Gluten entsteht übrigens, wenn sich die Eiweiße der Getreidesamen durch Feuchtigkeit verbinden. Die meisten Getreidesorten, wie zum Beispiel Weizen, Dinkel und Roggen, enthalten diese Eiweiße und bilden Gluten.

Glutenfreie Nudeln sind jedoch nicht viel besser. Häufig bestehen diese aus Erbsenmehl, Maismehl, Linsenmehl…etc. Bei übermäßigen Verzehr können diese Mehlsorten auch zu Bauchschmerzen führen.
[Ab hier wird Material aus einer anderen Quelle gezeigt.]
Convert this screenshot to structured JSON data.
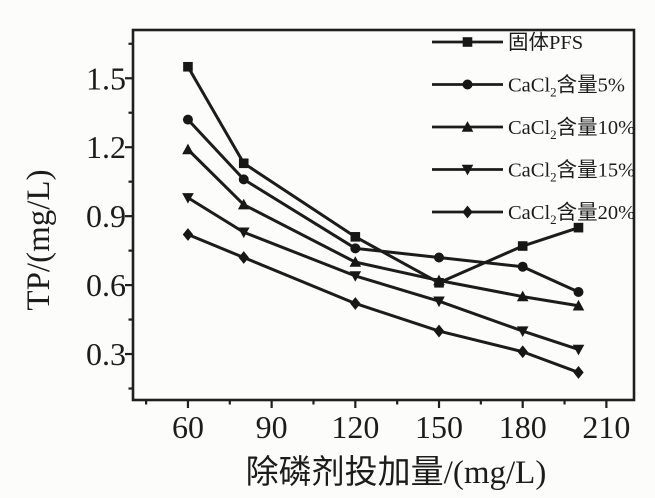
{
  "figure": {
    "background_color": "#fcfcfa",
    "ink_color": "#1c1c1c"
  },
  "chart_data": {
    "type": "line",
    "title": "",
    "xlabel": "除磷剂投加量/(mg/L)",
    "ylabel": "TP/(mg/L)",
    "xlim": [
      40.3,
      219.9
    ],
    "ylim": [
      0.1,
      1.71
    ],
    "x_ticks": [
      60,
      90,
      120,
      150,
      180,
      210
    ],
    "x_minor_ticks": [
      45,
      75,
      105,
      135,
      165,
      195
    ],
    "y_ticks": [
      0.3,
      0.6,
      0.9,
      1.2,
      1.5
    ],
    "y_minor_ticks": [
      0.15,
      0.45,
      0.75,
      1.05,
      1.35,
      1.65
    ],
    "grid": false,
    "legend_position": "top-right-inside",
    "x": [
      60,
      80,
      120,
      150,
      180,
      200
    ],
    "series": [
      {
        "name": "固体PFS",
        "label_parts": {
          "prefix": "固体PFS",
          "sub": "",
          "suffix": ""
        },
        "marker": "square",
        "values": [
          1.55,
          1.13,
          0.81,
          0.61,
          0.77,
          0.85
        ]
      },
      {
        "name": "CaCl2含量5%",
        "label_parts": {
          "prefix": "CaCl",
          "sub": "2",
          "suffix": "含量5%"
        },
        "marker": "circle",
        "values": [
          1.32,
          1.06,
          0.76,
          0.72,
          0.68,
          0.57
        ]
      },
      {
        "name": "CaCl2含量10%",
        "label_parts": {
          "prefix": "CaCl",
          "sub": "2",
          "suffix": "含量10%"
        },
        "marker": "triangle-up",
        "values": [
          1.19,
          0.95,
          0.7,
          0.62,
          0.55,
          0.51
        ]
      },
      {
        "name": "CaCl2含量15%",
        "label_parts": {
          "prefix": "CaCl",
          "sub": "2",
          "suffix": "含量15%"
        },
        "marker": "triangle-down",
        "values": [
          0.98,
          0.83,
          0.64,
          0.53,
          0.4,
          0.32
        ]
      },
      {
        "name": "CaCl2含量20%",
        "label_parts": {
          "prefix": "CaCl",
          "sub": "2",
          "suffix": "含量20%"
        },
        "marker": "diamond",
        "values": [
          0.82,
          0.72,
          0.52,
          0.4,
          0.31,
          0.22
        ]
      }
    ]
  }
}
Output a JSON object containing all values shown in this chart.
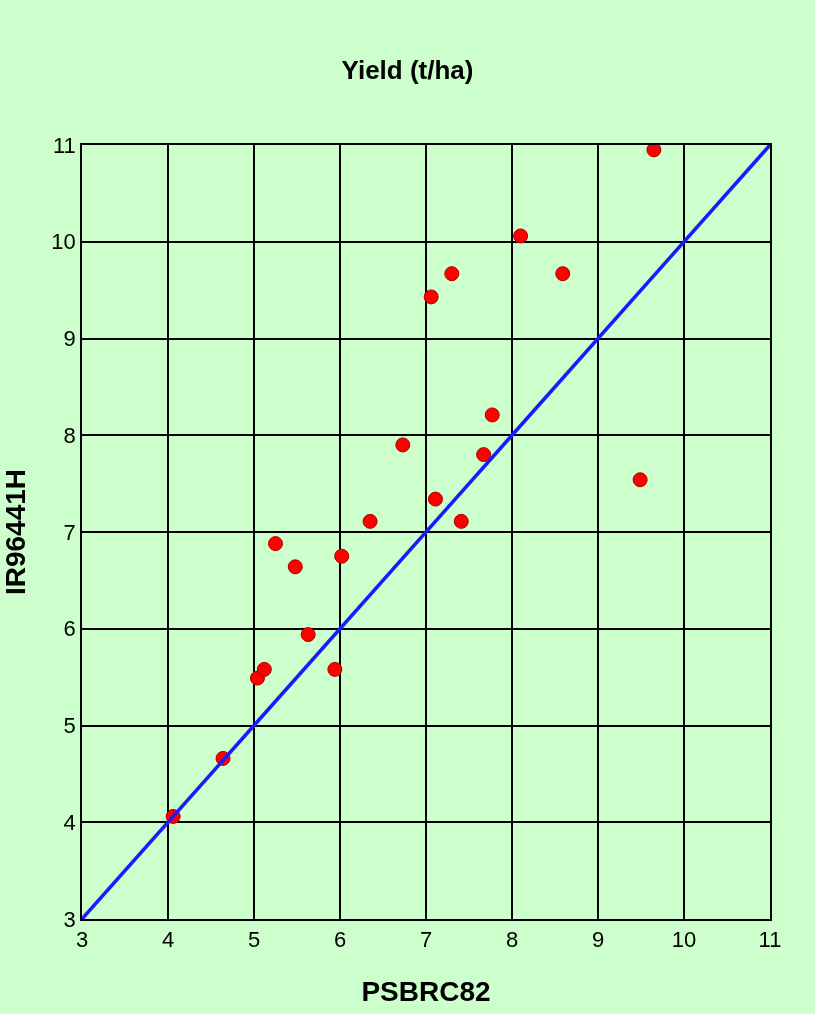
{
  "chart_data": {
    "type": "scatter",
    "title": "Yield (t/ha)",
    "xlabel": "PSBRC82",
    "ylabel": "IR96441H",
    "xlim": [
      3,
      11
    ],
    "ylim": [
      3,
      11
    ],
    "xticks": [
      3,
      4,
      5,
      6,
      7,
      8,
      9,
      10,
      11
    ],
    "yticks": [
      3,
      4,
      5,
      6,
      7,
      8,
      9,
      10,
      11
    ],
    "grid": true,
    "legend": false,
    "series": [
      {
        "color": "#ff0000",
        "marker": "circle",
        "x": [
          4.06,
          4.64,
          5.04,
          5.12,
          5.25,
          5.48,
          5.63,
          5.94,
          6.02,
          6.35,
          6.73,
          7.06,
          7.11,
          7.3,
          7.41,
          7.67,
          7.77,
          8.1,
          8.59,
          9.49,
          9.65
        ],
        "values": [
          4.06,
          4.66,
          5.49,
          5.58,
          6.88,
          6.64,
          5.94,
          5.58,
          6.75,
          7.11,
          7.9,
          9.43,
          7.34,
          9.67,
          7.11,
          7.8,
          8.21,
          10.06,
          9.67,
          7.54,
          10.95
        ]
      },
      {
        "type": "line",
        "color": "#1a1aff",
        "marker": "none",
        "line_style": "solid",
        "x": [
          3,
          11
        ],
        "values": [
          3,
          11
        ]
      }
    ]
  }
}
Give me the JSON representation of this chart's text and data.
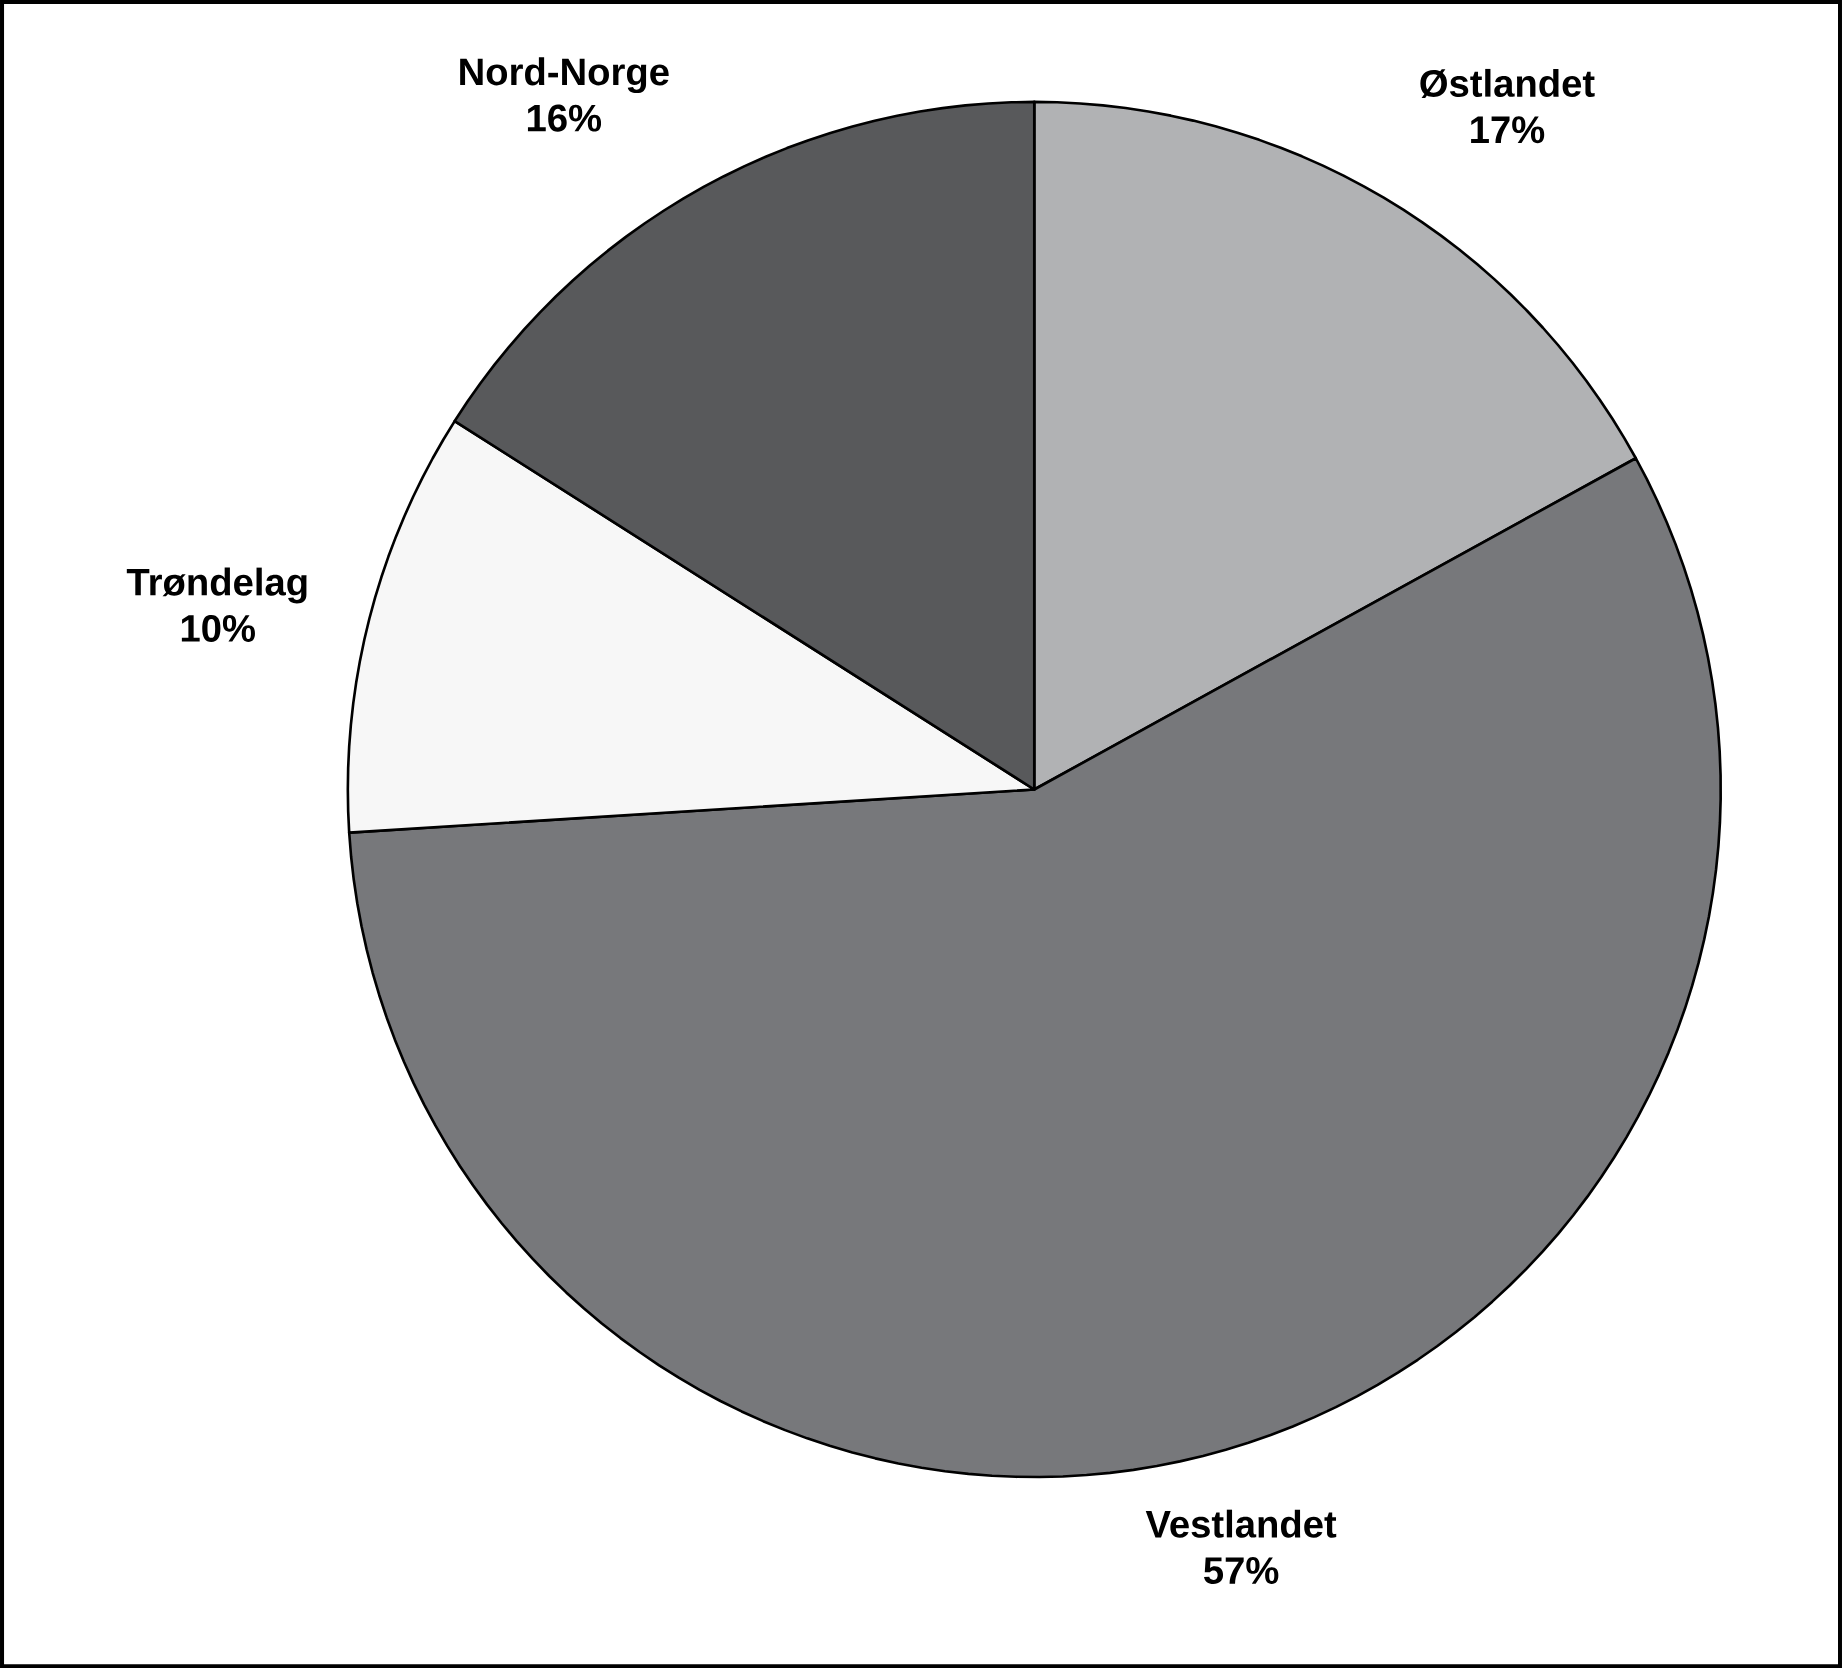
{
  "chart_data": {
    "type": "pie",
    "categories": [
      "Østlandet",
      "Vestlandet",
      "Trøndelag",
      "Nord-Norge"
    ],
    "values": [
      17,
      57,
      10,
      16
    ],
    "value_labels": [
      "17%",
      "57%",
      "10%",
      "16%"
    ],
    "colors": [
      "#b1b2b4",
      "#77787b",
      "#f7f7f7",
      "#58595b"
    ]
  }
}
Wer sich mit Ersatz zum Weizen ernährt, ist weder gesünder, noch hilft es beim Abnehmen, wie viele hoffen. Diese Produkte sind meist trockener und um das auszugleichen und den Geschmack zu verbessern, ist meist der Anteil an Zucker und Fett in solchen Produkte höher.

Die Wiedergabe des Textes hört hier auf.